"As you like," said the financier; "but an old soldier like you is capable of something better. You are too good to push a handcart. I will make some arrangement for you, never fear."
The cripple responded by a quiet smile, and said coldly: "Well, sir, if you really wish to do something for me—"
"You'll let me care for Zidore, won't you?" cried M. Godefroy, eagerly.
"That I will, with the greatest of pleasure," responded Pierron, joyfully. "I have often, thought about the child's future. He is a sharp little fellow. His teachers are delighted with him."
Then Pierron suddenly stopped, and an expression came over his face which M. Godefroy at once interpreted as one of distrust. The thought evidently was: "Oh, when he has once left us he'll forget us entirely."
"You can safely pick the child up in your arms and take him to the carriage.
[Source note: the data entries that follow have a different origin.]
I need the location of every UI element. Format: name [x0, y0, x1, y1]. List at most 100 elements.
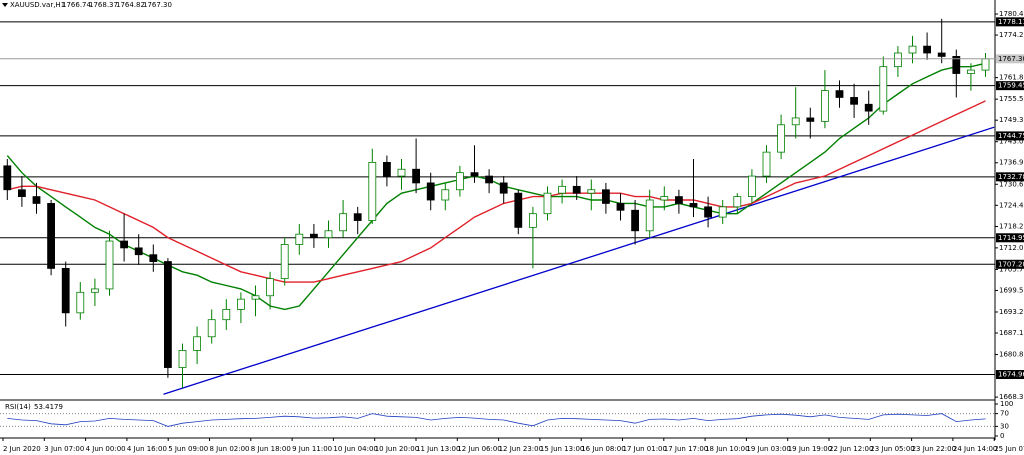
candle-body: [47, 203, 55, 269]
x-tick-label: 8 Jun 18:00: [251, 445, 291, 453]
y-tick-label: 1761.80: [999, 74, 1024, 82]
candle-body: [3, 165, 12, 191]
candle-body: [397, 168, 406, 177]
x-tick-label: 2 Jun 2020: [3, 445, 41, 453]
x-tick-label: 17 Jun 17:00: [664, 445, 708, 453]
candle-body: [368, 162, 377, 221]
candle-body: [193, 336, 202, 351]
y-tick-label: 1680.80: [999, 351, 1024, 359]
candle-body: [251, 295, 260, 300]
rsi-tick-label: 30: [1000, 422, 1009, 430]
x-tick-label: 24 Jun 14:00: [953, 445, 997, 453]
candle-body: [894, 52, 902, 68]
y-tick-label: 1730.60: [999, 180, 1024, 188]
quote-value: 1768.37: [89, 1, 118, 9]
x-tick-label: 10 Jun 20:00: [375, 445, 419, 453]
level-label: 1714.95: [998, 234, 1024, 242]
rsi-title: RSI(14): [5, 403, 31, 411]
level-label-box: [996, 233, 1024, 243]
y-tick-label: 1755.50: [999, 95, 1024, 103]
candle-body: [704, 206, 712, 218]
candle-body: [952, 56, 961, 74]
y-tick-label: 1693.25: [999, 308, 1024, 316]
y-tick-label: 1705.70: [999, 265, 1024, 273]
candle-body: [163, 261, 172, 368]
candle-body: [76, 291, 85, 314]
candle-body: [923, 45, 931, 54]
candle-body: [324, 230, 333, 239]
candle-body: [280, 244, 289, 280]
level-label-box: [996, 131, 1024, 141]
candle-body: [835, 90, 844, 98]
candle-body: [879, 66, 888, 112]
y-tick-label: 1712.00: [999, 244, 1024, 252]
level-label: 1744.75: [998, 132, 1024, 140]
candle-body: [222, 309, 231, 321]
x-tick-label: 4 Jun 16:00: [127, 445, 167, 453]
quote-value: 1764.82: [116, 1, 145, 9]
candle-body: [675, 196, 683, 204]
x-tick-label: 5 Jun 09:00: [168, 445, 208, 453]
candle-body: [864, 103, 873, 112]
level-label: 1707.20: [998, 260, 1024, 268]
y-tick-label: 1699.55: [999, 286, 1024, 294]
rsi-value: 53.4179: [34, 403, 63, 411]
candle-body: [455, 172, 464, 191]
level-label: 1759.45: [998, 82, 1024, 90]
level-label-box: [996, 370, 1024, 380]
candle-body: [587, 189, 596, 194]
candle-body: [981, 58, 990, 71]
y-tick-label: 1749.35: [999, 116, 1024, 124]
candle-body: [908, 45, 917, 54]
x-tick-label: 25 Jun 07:00: [994, 445, 1024, 453]
candle-body: [937, 52, 946, 57]
x-tick-label: 16 Jun 08:00: [581, 445, 625, 453]
candle-body: [353, 213, 362, 221]
candle-body: [602, 189, 610, 204]
chart-title: XAUUSD.var,H1: [10, 1, 65, 9]
y-tick-label: 1736.90: [999, 159, 1024, 167]
y-tick-label: 1743.05: [999, 138, 1024, 146]
candle-body: [499, 182, 508, 194]
candle-body: [207, 319, 216, 338]
candle-body: [412, 168, 421, 184]
candle-body: [572, 185, 581, 194]
x-tick-label: 10 Jun 04:00: [333, 445, 377, 453]
trendline: [163, 126, 995, 395]
candle-body: [105, 240, 114, 290]
x-tick-label: 9 Jun 11:00: [292, 445, 332, 453]
candle-body: [689, 203, 698, 208]
rsi-tick-label: 100: [1000, 400, 1013, 408]
candle-body: [733, 196, 742, 208]
y-tick-label: 1668.35: [999, 393, 1024, 401]
candle-body: [178, 350, 187, 368]
candle-body: [426, 182, 435, 201]
rsi-tick-label: 0: [1000, 432, 1004, 440]
y-tick-label: 1724.45: [999, 201, 1024, 209]
candle-body: [645, 199, 654, 232]
candle-body: [967, 69, 975, 74]
level-label-box: [996, 172, 1024, 182]
level-label-box: [996, 17, 1024, 27]
level-label-box: [996, 81, 1024, 91]
y-tick-label: 1718.25: [999, 223, 1024, 231]
candle-body: [236, 298, 245, 310]
current-price-label: 1767.30: [998, 55, 1024, 63]
candle-body: [748, 175, 756, 197]
y-tick-label: 1687.10: [999, 329, 1024, 337]
candle-body: [17, 189, 26, 197]
current-price-label-box: [996, 54, 1024, 64]
candle-body: [266, 278, 275, 297]
candle-body: [309, 233, 318, 239]
candle-body: [529, 213, 537, 228]
x-tick-label: 17 Jun 01:00: [623, 445, 667, 453]
x-tick-label: 22 Jun 12:00: [829, 445, 873, 453]
candle-body: [32, 196, 41, 204]
x-tick-label: 8 Jun 02:00: [210, 445, 250, 453]
x-tick-label: 19 Jun 03:00: [746, 445, 790, 453]
candle-body: [631, 209, 639, 232]
y-tick-label: 1780.40: [999, 10, 1024, 18]
moving-average: [7, 100, 986, 283]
He'll be better at home than here, of course. Oh, you needn't be afraid of disturbing him. He is fast asleep, and you can just pick him up. He must have his shoes on first, though."
Following Pierron's glance M. Godefroy perceived on the hearth, where a scanty coke fire was dying out, two pairs of children's shoes;—the elegant ones of Raoul, and the rough ones of Zidore. Each pair contained a little toy and a package of bonbons.
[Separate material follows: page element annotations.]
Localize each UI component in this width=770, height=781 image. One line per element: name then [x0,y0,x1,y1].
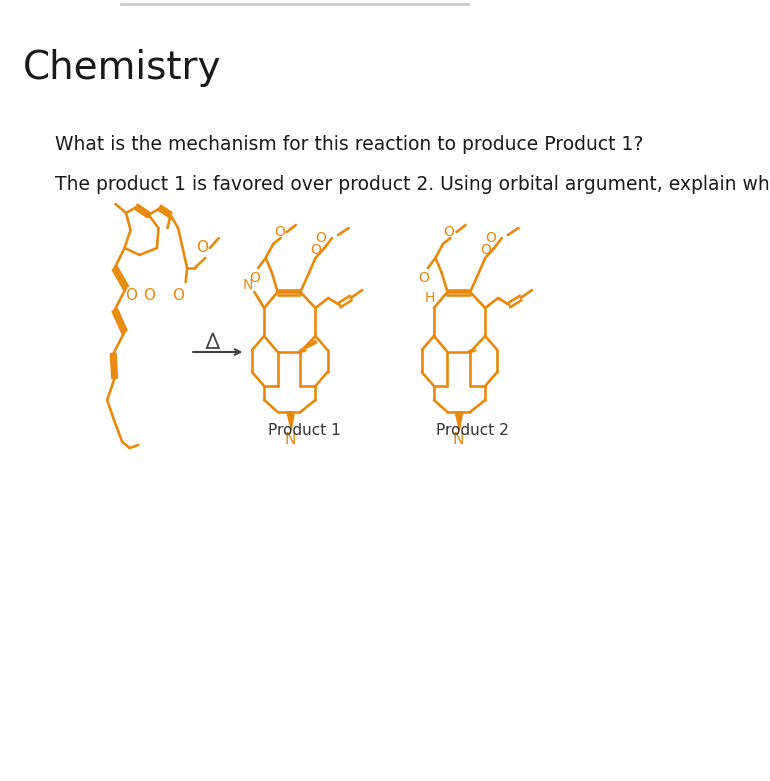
Text: O: O [444,225,454,239]
Text: O: O [485,231,496,245]
Text: Product 2: Product 2 [436,423,509,438]
Polygon shape [455,412,463,430]
Text: Product 1: Product 1 [268,423,340,438]
Text: N: N [452,433,464,448]
Text: H: H [424,291,434,305]
Text: N: N [243,278,253,292]
Text: The product 1 is favored over product 2. Using orbital argument, explain why.: The product 1 is favored over product 2.… [55,176,770,194]
Text: O: O [142,287,155,302]
Text: O: O [172,287,184,302]
Text: O: O [419,271,430,285]
Text: O: O [126,287,137,302]
Text: O: O [310,243,321,257]
Text: O: O [315,231,326,245]
Text: O: O [249,271,259,285]
Text: N: N [284,433,296,448]
Text: O: O [196,241,208,255]
Text: Chemistry: Chemistry [22,49,221,87]
Text: O: O [274,225,285,239]
Text: O: O [480,243,490,257]
Text: What is the mechanism for this reaction to produce Product 1?: What is the mechanism for this reaction … [55,135,644,155]
Polygon shape [286,412,294,430]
"Don't think about that," said Pierron in an abashed tone. "Zidore put the shoes there. You know children still believe in Christmas and the child Jesus, whatever scholars may say about fables; so, as I came back from the commissaire, as I didn't know whether your boy would have to stay here to-night, I got those things for them both."
At which the eyes of M. Godefroy, the freethinker, the hardened capitalist, and blasé man of the world, filled with tears.
He rushed out of the house, but returned in a minute with his arms full of the superb mechanical horse, the box of leaden soldiers, and the rest of the costly playthings bought by him in the afternoon, and which had not even been taken out of the carriage.